Heesoo Kim lives in New York City and seems to be following in the Art Brut tradition of presenting child-like drawings/paintings.  Yet, unlike a lot of art brut work, Kim’s stuff is very engaging, bright and optimistic.  This work takes delight in New York City life where, to the newcomer (I am now a grizzled, disgruntled veteran), everything radiates excitement, novelty and passion.


Inbu Pyo’s work contains uncountable small pieces of paper packed together in small spaces.  Like the millions of people who live in a large metropolis the individual pieces of paper can be bent by the wind but not easily displaced.  To me the individual pieces of paper, being potentially moved in relation to the surrounding pieces, represents the communal emotional response often felt by city dwellers.  We are all packed next to each other, we are all connected via TV and the internet, and every world event or crisis has the type of ripple effect of the wind. We all bend and move together – we are temporarily forced to respond, and we often respond uniformly, but resume our normal posture soon thereafter.

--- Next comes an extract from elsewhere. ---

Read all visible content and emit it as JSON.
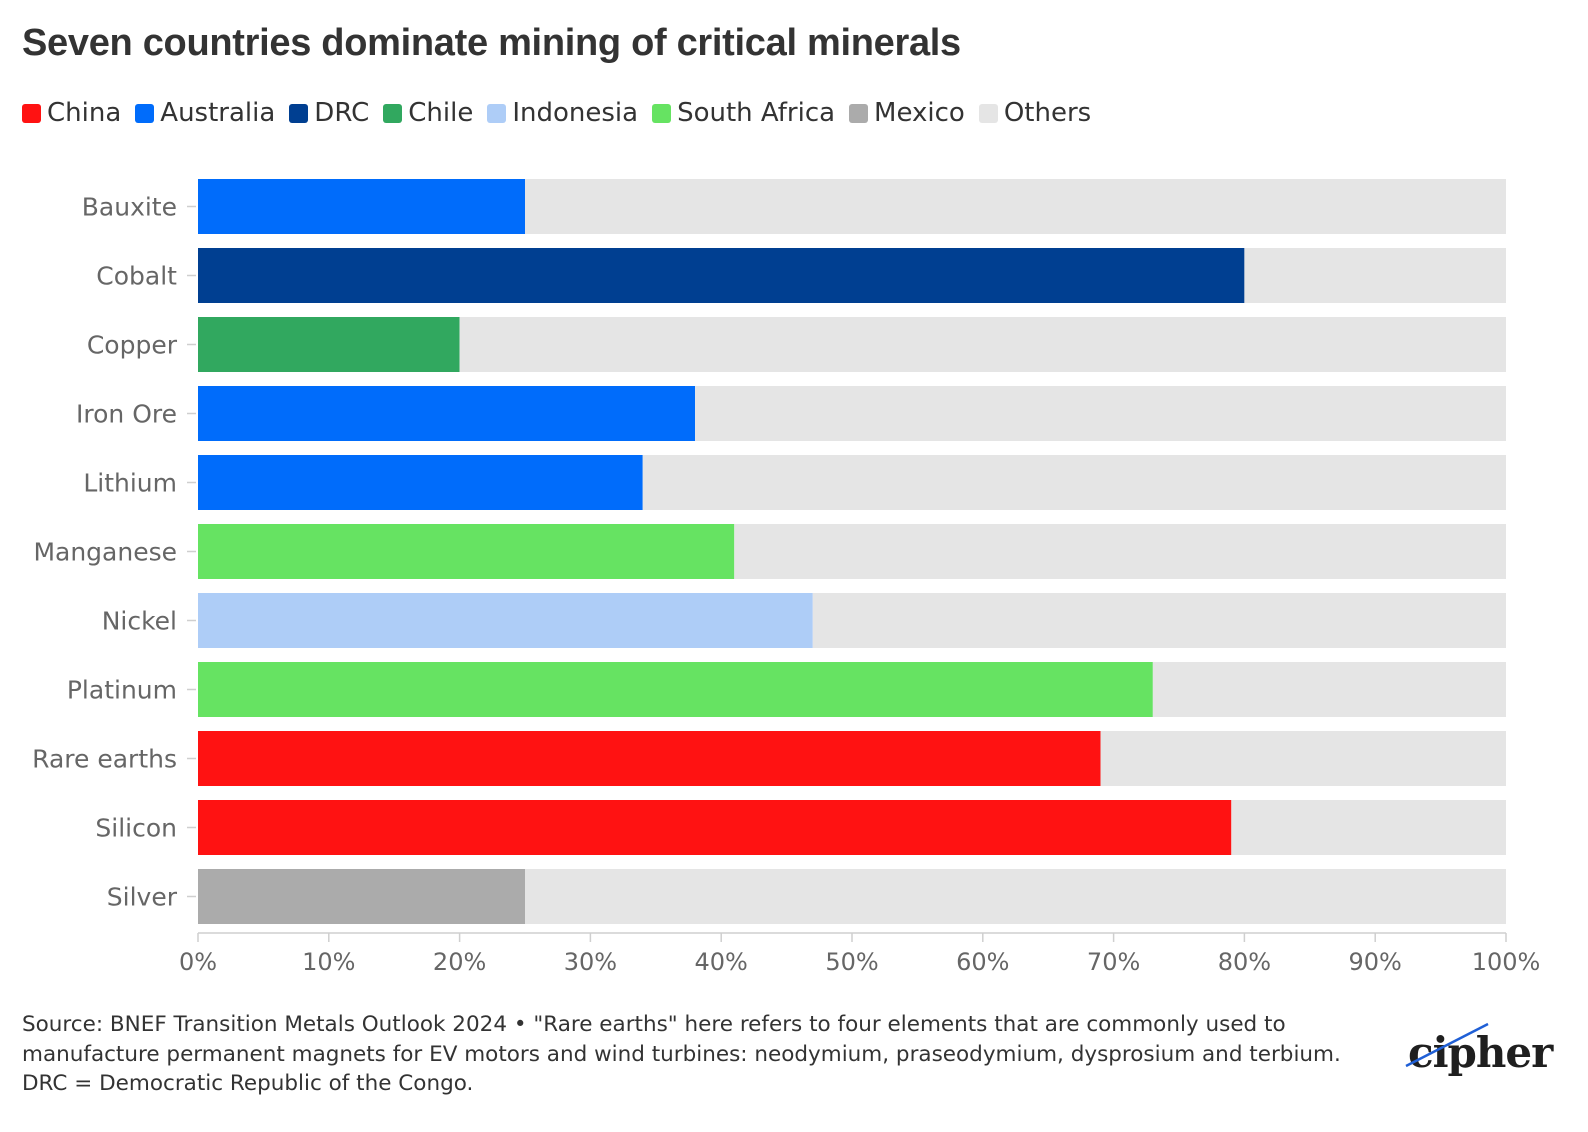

If we think of this show as being about the individual in New York City, Inhee Yang’s work seems to represent the permanence and transition that epitomizes the city.  You have strong, stable forms combined with circular lines which seem to imply continual motion.  The constant, apparently eternal forms are the city, or society, we are in the faint lines that intersect or go silently around these sun-like orbs that would seem to represent the structures and institutions that we need to acknowledge for our own survival within a huge social group.